Simulava stragi scolastiche: bloccato videogame Active Shooter

strage scuola active shooter

Non è più disponibile sulla piattaforma Steam il videogame Active Shooter, che sostanzialmente consentiva di simulare stragi nelle scuole vestendo i panni di ragazzini armati oppure quelli di agenti di una squadra SWAT. Il noto store per l’acquisto di videogiochi per PC ha rimosso il titolo in seguito alle polemiche scatenate negli USA, con l’intervento addirittura di Senatori e l’avvio di una petizione. Valve, l’azienda che tra le proprie fila può vantare titoli come Half-Life, ha così deciso di spegnere la contesa rimuovendo il gioco dalla sua pagina di vendita e pubblicando sulla stessa il seguente messaggio:

"Questo sviluppatore e publisher è in realtà Ata Berdiyev, persona che è stata rimossa in precedenza quando operava sotto i nomi [bc1]Interactive ed Elusive Team".
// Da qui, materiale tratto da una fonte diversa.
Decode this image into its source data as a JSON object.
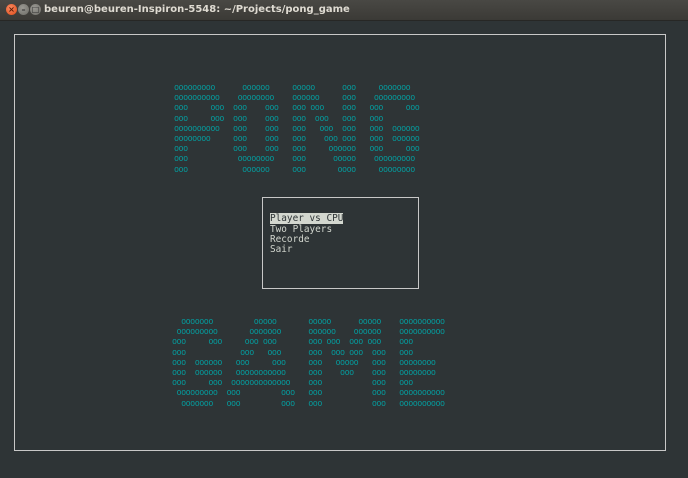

Insomma, l’accusa nei confronti dello sviluppatore è quella di essere un troll e un truffatore, già noto per il precedente utilizzo indebito di materiale coperto da copyright e manipolazione delle valutazioni dei prodotti. Ora, lo stesso è stato definitivamente bandito da Steam e la speranza è che non riesca nuovamente ad intrufolarsi per vie traverse.

Active Shooter era uno sparatutto in prima persona ambientato proprio all’interno di un istituto scolastico. Il giocatore poteva optare per due opzioni: ossia vestire i panni di un agente SWAT per tentare di braccare un serial killer intenzionato a fare una strage nella scuola, oppure passare dalla parte del carnefice uccidendo senza pietà quanti più studenti possibili.